Silver-Spotted Skipper Butterfly Amidst the Bricks

Gray-spotted skipper butterfly photographed by Jeffrey Zablow at Raccoon Creek S.P., PA

When I was teaching at South Vo-Tech High School in Pittsburgh, Pennsylvania (for our international friends, that is west of the state of New York), we introduced a new Laboratory. My Biology students enjoyed this Lab each Friday. What Lab? I called it ‘Slide lab.’ Some 80% of my students were from low-income city neighborhoods. When I met them each September, they (97% of them) could not name or recognize a single local bird (robin, house sparrow, crow, blue jay) or butterfly. They were children of brick, asphalt and concrete. This struck me as sadder than dirt!

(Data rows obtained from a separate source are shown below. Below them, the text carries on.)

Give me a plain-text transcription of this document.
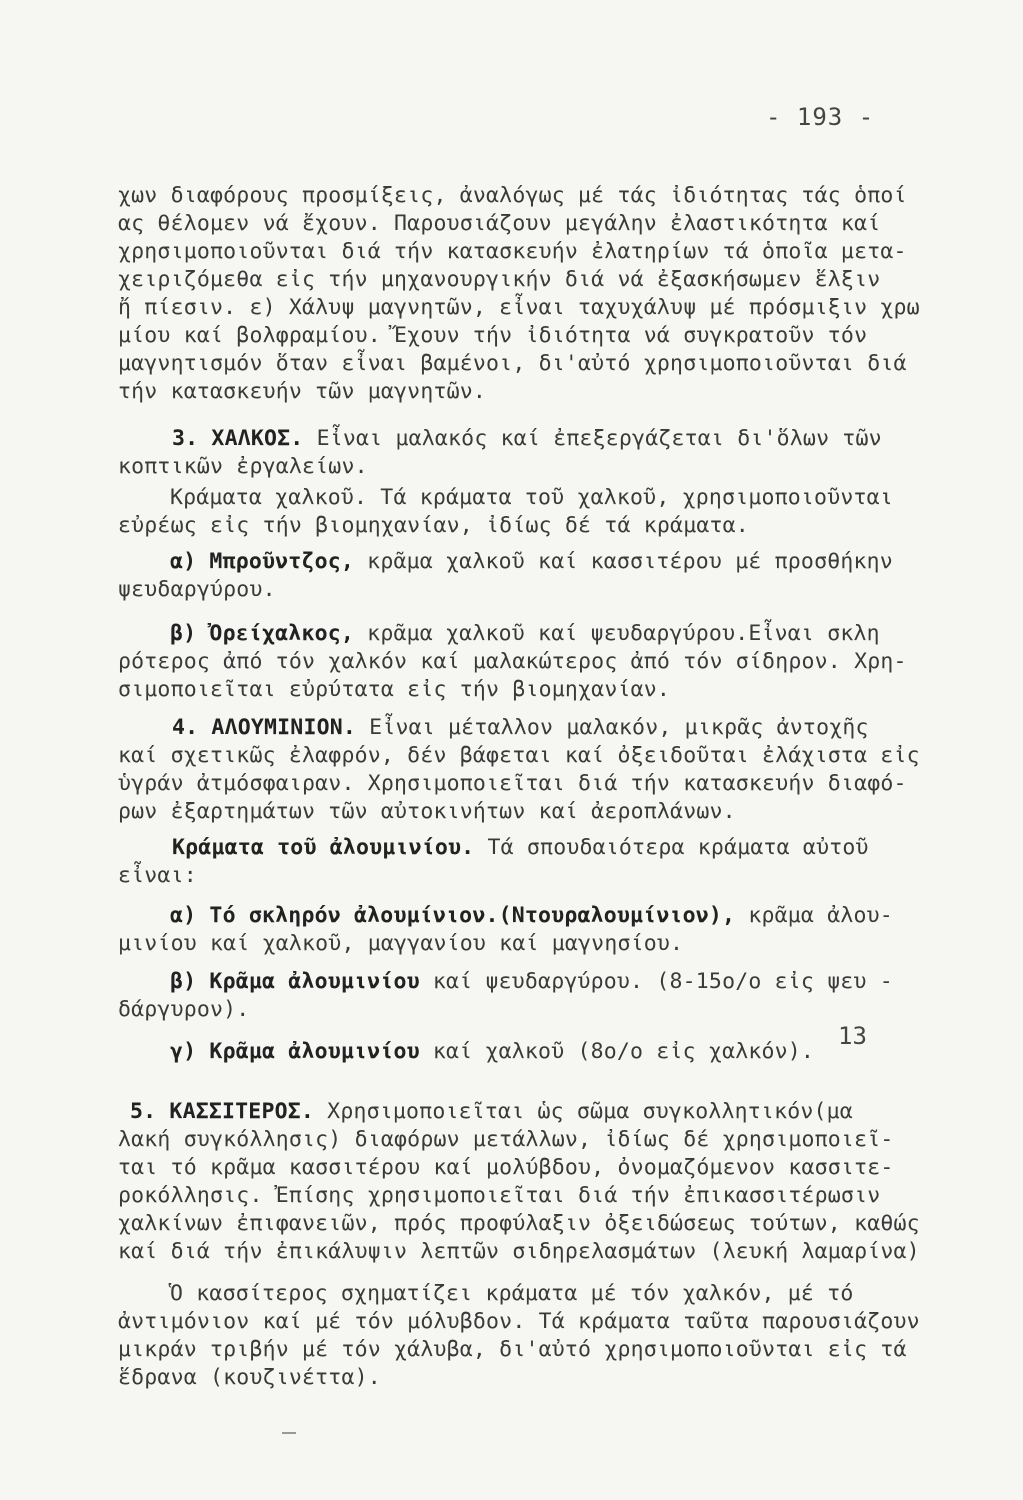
- 193 -
χων διαφόρους προσμίξεις, ἀναλόγως μέ τάς ἰδιότητας τάς ὁποί
ας θέλομεν νά ἔχουν. Παρουσιάζουν μεγάλην ἐλαστικότητα καί
χρησιμοποιοῦνται διά τήν κατασκευήν ἐλατηρίων τά ὁποῖα μετα-
χειριζόμεθα εἰς τήν μηχανουργικήν διά νά ἐξασκήσωμεν ἕλξιν
ἤ πίεσιν. ε) Χάλυψ μαγνητῶν, εἶναι ταχυχάλυψ μέ πρόσμιξιν χρω
μίου καί βολφραμίου. Ἔχουν τήν ἰδιότητα νά συγκρατοῦν τόν
μαγνητισμόν ὅταν εἶναι βαμένοι, δι'αὐτό χρησιμοποιοῦνται διά
τήν κατασκευήν τῶν μαγνητῶν.
3. ΧΑΛΚΟΣ. Εἶναι μαλακός καί ἐπεξεργάζεται δι'ὅλων τῶν
κοπτικῶν ἐργαλείων.
Κράματα χαλκοῦ. Τά κράματα τοῦ χαλκοῦ, χρησιμοποιοῦνται
εὐρέως εἰς τήν βιομηχανίαν, ἰδίως δέ τά κράματα.
α) Μπροῦντζος, κρᾶμα χαλκοῦ καί κασσιτέρου μέ προσθήκην
ψευδαργύρου.
β) Ὀρείχαλκος, κρᾶμα χαλκοῦ καί ψευδαργύρου.Εἶναι σκλη
ρότερος ἀπό τόν χαλκόν καί μαλακώτερος ἀπό τόν σίδηρον. Χρη-
σιμοποιεῖται εὐρύτατα εἰς τήν βιομηχανίαν.
4. ΑΛΟΥΜΙΝΙΟΝ. Εἶναι μέταλλον μαλακόν, μικρᾶς ἀντοχῆς
καί σχετικῶς ἐλαφρόν, δέν βάφεται καί ὀξειδοῦται ἐλάχιστα εἰς
ὑγράν ἀτμόσφαιραν. Χρησιμοποιεῖται διά τήν κατασκευήν διαφό-
ρων ἐξαρτημάτων τῶν αὐτοκινήτων καί ἀεροπλάνων.
Κράματα τοῦ ἀλουμινίου. Τά σπουδαιότερα κράματα αὐτοῦ
εἶναι:
α) Τό σκληρόν ἀλουμίνιον.(Ντουραλουμίνιον), κρᾶμα ἀλου-
μινίου καί χαλκοῦ, μαγγανίου καί μαγνησίου.
β) Κρᾶμα ἀλουμινίου καί ψευδαργύρου. (8-15ο/ο εἰς ψευ -
δάργυρον).
γ) Κρᾶμα ἀλουμινίου καί χαλκοῦ (8ο/ο εἰς χαλκόν).
5. ΚΑΣΣΙΤΕΡΟΣ. Χρησιμοποιεῖται ὡς σῶμα συγκολλητικόν(μα
λακή συγκόλλησις) διαφόρων μετάλλων, ἰδίως δέ χρησιμοποιεῖ-
ται τό κρᾶμα κασσιτέρου καί μολύβδου, ὀνομαζόμενον κασσιτε-
ροκόλλησις. Ἐπίσης χρησιμοποιεῖται διά τήν ἐπικασσιτέρωσιν
χαλκίνων ἐπιφανειῶν, πρός προφύλαξιν ὀξειδώσεως τούτων, καθώς
καί διά τήν ἐπικάλυψιν λεπτῶν σιδηρελασμάτων (λευκή λαμαρίνα)
Ὁ κασσίτερος σχηματίζει κράματα μέ τόν χαλκόν, μέ τό
ἀντιμόνιον καί μέ τόν μόλυβδον. Τά κράματα ταῦτα παρουσιάζουν
μικράν τριβήν μέ τόν χάλυβα, δι'αὐτό χρησιμοποιοῦνται εἰς τά
ἕδρανα (κουζινέττα).
13
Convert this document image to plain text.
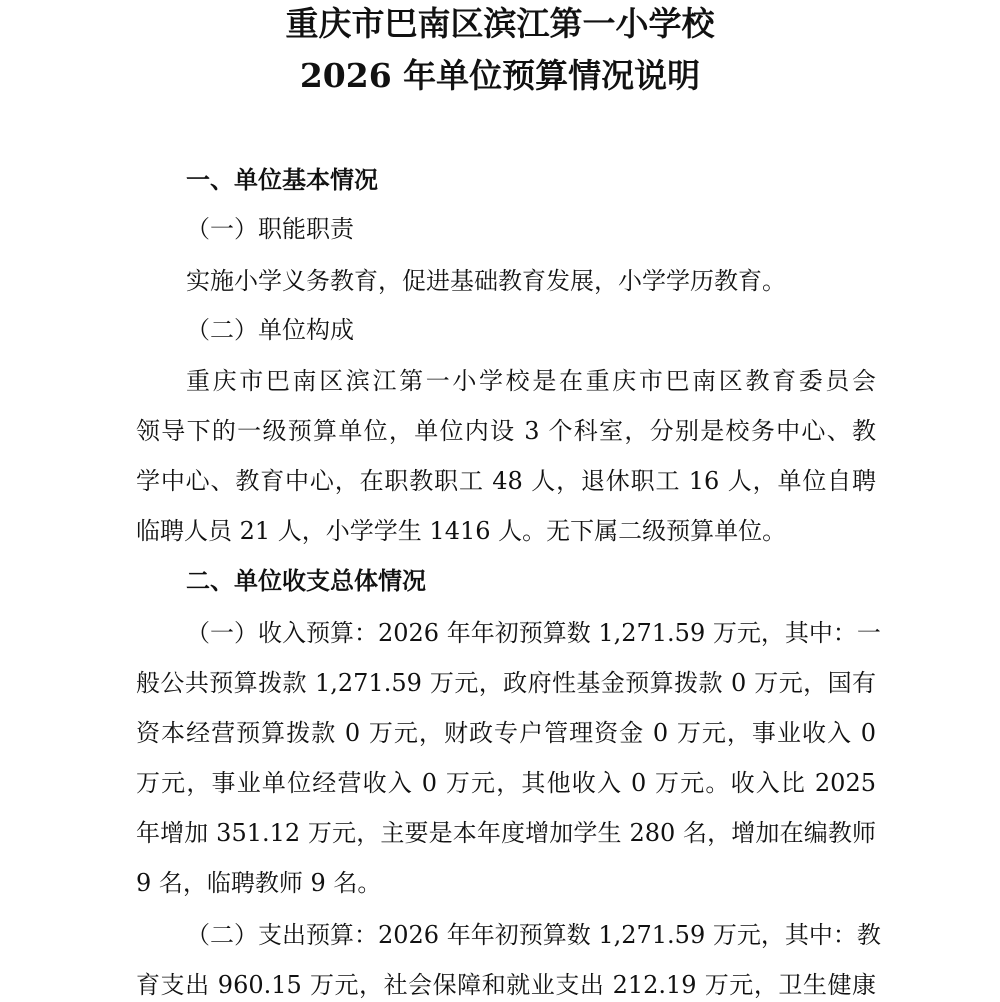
重庆市巴南区滨江第一小学校
2026 年单位预算情况说明
一、单位基本情况
（一）职能职责
实施小学义务教育，促进基础教育发展，小学学历教育。
（二）单位构成
重庆市巴南区滨江第一小学校是在重庆市巴南区教育委员会
领导下的一级预算单位，单位内设 3 个科室，分别是校务中心、教
学中心、教育中心，在职教职工 48 人，退休职工 16 人，单位自聘
临聘人员 21 人，小学学生 1416 人。无下属二级预算单位。
二、单位收支总体情况
（一）收入预算：2026 年年初预算数 1,271.59 万元，其中：一
般公共预算拨款 1,271.59 万元，政府性基金预算拨款 0 万元，国有
资本经营预算拨款 0 万元，财政专户管理资金 0 万元，事业收入 0
万元，事业单位经营收入 0 万元，其他收入 0 万元。收入比 2025
年增加 351.12 万元，主要是本年度增加学生 280 名，增加在编教师
9 名，临聘教师 9 名。
（二）支出预算：2026 年年初预算数 1,271.59 万元，其中：教
育支出 960.15 万元，社会保障和就业支出 212.19 万元，卫生健康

I love to photograph wildlife. They were studying Biology. Thanks to my background (the streets of Brooklyn, National Guard Artillery, OCS and years as a Dean (Discipline) in a NYCity high school) we were getting alot done, and they were enjoying it. Honest. So I invented Slide lab. If you have taught for a living, you will not be surprised to learn that school administrators were not happy about this Slide lab. It didn’t matter that the kids were learning about their own communities. This initiative did not come down from the top. Cut! When June arrived, my students identified many, many local birds, butterflies, insects and wildflowers by name. This made me happy and satisfied.

When my wife Frieda was spending so much time in Shadyside Hospital, I would occasionally encounter some of these students. Almost none of them went on to university, but there they were as custodial, techs and nurse assistants. They would see me: up comes a big smile, and then “Mr. Zablow?” Then, they would proudly rattle off the names of our local fauna & flora. Me? My heart, broken upstairs on that sad, sad 7W stem cell transplant wing, would suddenly Surge with HAPPINESS. Grown now, these men and woman were surely introducing their own children to the now familiar wildlife living right next door to them. City parks and empty lots no longer remained invisible.

Now to this Epargyreus clarus. That silver patch set in a field of dark brown enables all of us to recognize this butterfly immediately. They were ideal for my kids. Ideal. They saw them in their neighborhoods, They saw them in their playgrounds and they saw them as they walked home from the bus stop each afternoon. They averted their eyes from the many disappointing sights that summed up their surroundings. But they looked for and saw Silver-spotted skippers, and Cabbage whites and Orange sulphurs and searched, searched those empty lots for the elusive Monarch or Red Admiral.

Slide Lab? What happened to Slide Lab?